I could go on. Heck, even Jeff Sessions couldn’t survive Trump because, despite his sycophancy in other areas, he harbored a pesky vestigial allegiance to the rule of law.
It goes without saying that this trend is bad for America, but I can’t help thinking that it might be one harbinger of Trump’s downfall.
Having purged the adults—the Mattises, Boltons, McMasters, et al.—he is left with incompetent “yes” men who only reinforce Trump’s worst instincts, while shielding him from those who would speak truth to power.
Dr. Fauci is the latest victim of this character assassination.
In case you’ve been under a rock the last couple of days, the White House has dropped “opposition research” on Fauci, seeking to discredit him. But it’s not just Trump’s comrades. According to The Washington Post, Fauci is “directly in the president’s crosshairs.”

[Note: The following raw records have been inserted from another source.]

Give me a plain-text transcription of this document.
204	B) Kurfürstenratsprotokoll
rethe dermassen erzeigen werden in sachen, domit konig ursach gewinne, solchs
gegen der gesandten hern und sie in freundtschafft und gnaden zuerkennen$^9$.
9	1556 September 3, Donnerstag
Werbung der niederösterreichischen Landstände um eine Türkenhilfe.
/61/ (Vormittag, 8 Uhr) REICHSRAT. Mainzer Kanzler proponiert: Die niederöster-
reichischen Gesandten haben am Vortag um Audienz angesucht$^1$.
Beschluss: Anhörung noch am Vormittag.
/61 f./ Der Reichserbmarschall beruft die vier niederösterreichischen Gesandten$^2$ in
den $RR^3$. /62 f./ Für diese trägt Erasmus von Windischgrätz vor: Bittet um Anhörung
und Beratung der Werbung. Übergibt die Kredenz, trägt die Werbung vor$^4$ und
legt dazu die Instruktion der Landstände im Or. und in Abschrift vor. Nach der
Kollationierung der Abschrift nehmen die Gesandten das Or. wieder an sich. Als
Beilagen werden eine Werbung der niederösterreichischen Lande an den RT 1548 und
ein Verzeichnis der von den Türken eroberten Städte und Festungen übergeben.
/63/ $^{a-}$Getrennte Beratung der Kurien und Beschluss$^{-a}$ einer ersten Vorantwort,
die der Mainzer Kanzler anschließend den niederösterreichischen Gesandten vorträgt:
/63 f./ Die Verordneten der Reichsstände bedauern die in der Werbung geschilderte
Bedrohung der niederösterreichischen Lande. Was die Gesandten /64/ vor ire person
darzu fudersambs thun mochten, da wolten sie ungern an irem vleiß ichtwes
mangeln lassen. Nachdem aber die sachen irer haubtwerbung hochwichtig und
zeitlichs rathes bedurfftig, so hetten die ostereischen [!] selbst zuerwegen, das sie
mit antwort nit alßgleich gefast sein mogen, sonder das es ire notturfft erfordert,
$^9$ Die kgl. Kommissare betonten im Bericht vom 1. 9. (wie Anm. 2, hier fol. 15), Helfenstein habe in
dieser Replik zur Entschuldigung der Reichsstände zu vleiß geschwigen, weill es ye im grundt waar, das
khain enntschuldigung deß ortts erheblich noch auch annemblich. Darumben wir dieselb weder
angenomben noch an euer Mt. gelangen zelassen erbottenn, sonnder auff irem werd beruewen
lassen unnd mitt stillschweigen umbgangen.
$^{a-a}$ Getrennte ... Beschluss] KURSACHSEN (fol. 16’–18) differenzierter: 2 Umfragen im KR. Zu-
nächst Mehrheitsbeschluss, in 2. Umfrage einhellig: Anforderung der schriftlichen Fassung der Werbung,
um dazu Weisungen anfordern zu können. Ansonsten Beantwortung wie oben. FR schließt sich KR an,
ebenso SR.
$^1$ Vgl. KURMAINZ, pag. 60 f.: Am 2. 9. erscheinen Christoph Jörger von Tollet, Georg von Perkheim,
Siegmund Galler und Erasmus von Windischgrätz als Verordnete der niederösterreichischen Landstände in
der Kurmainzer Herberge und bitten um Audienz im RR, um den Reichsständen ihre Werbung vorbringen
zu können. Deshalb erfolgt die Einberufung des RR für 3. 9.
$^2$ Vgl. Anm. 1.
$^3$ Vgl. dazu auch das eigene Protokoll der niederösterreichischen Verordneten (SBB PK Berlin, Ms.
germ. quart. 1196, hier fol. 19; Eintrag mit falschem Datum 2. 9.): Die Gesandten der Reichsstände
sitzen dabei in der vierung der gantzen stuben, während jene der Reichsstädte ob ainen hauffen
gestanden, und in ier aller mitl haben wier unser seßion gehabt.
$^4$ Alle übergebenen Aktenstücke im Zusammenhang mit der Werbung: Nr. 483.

You might be asking, why would Trump attack his own top health official? My theory is that Fauci’s very existence complicates matters for Trump.
Certain topics have built-in (or acquired) skews. You would be wasting your time trying to spin them in your favor. If the public is even talking about a topic that skews against you, you are fighting a losing battle. At some point, Trump decided COVID-19 was a loser, so he decided to (a) quit talking about it, and (b) distract the public with other topics. It’s no coincidence that Trump has been sidelining Dr. Fauci since early June.
But Fauci isn’t in the business of ignoring a pandemic and hoping it will just go away merely to advance and protect Trump’s political interests. Fauci’s choice, of course, is a cardinal sin. Nothing can come between Trump and his interests.
“I have a reputation, as you probably have figured out, of speaking the truth at all times and not sugar-coating things. And that may be one of the reasons why I haven’t been on television very much lately,” Fauci said in an interview, while warning the public about the ongoing seriousness of the virus.
When Fauci talks about COVID-19 these days, he is going off-script. And when Fauci becomes a darling of the media for doing so, Trump perceives this even more as a personal slight. And Trump always counterpunches twice as hard.
Dr. Fauci appears to be Trump’s latest sacrificial lamb. But again, this latest incident is merely a microcosm. The macro problem is that Trump has created a regime where the worst get on top, and the best get the boot.
It’s unclear whether Trump will actually try to fire Fauci, the director of the National Institute of Allergy and Infectious Diseases, or even if he can. As CNN notes, “Aside from the regulatory hurdles, Trump has also recognized it would be politically damaging if he sought Fauci's removal because Fauci is considered credible by a large swath of Americans and by members of Congress.” Indeed, Fauci’s popularity is still high, with 67 percent of Americans polled expressing trust in him.
But it doesn’t really matter if Fauci is officially fired. He is being sidelined and undermined. He is still being purged.
Trump punishes the real heroes and rewards the villains. Instead of survival of the fittest, it’s survival of the (morally) sickest.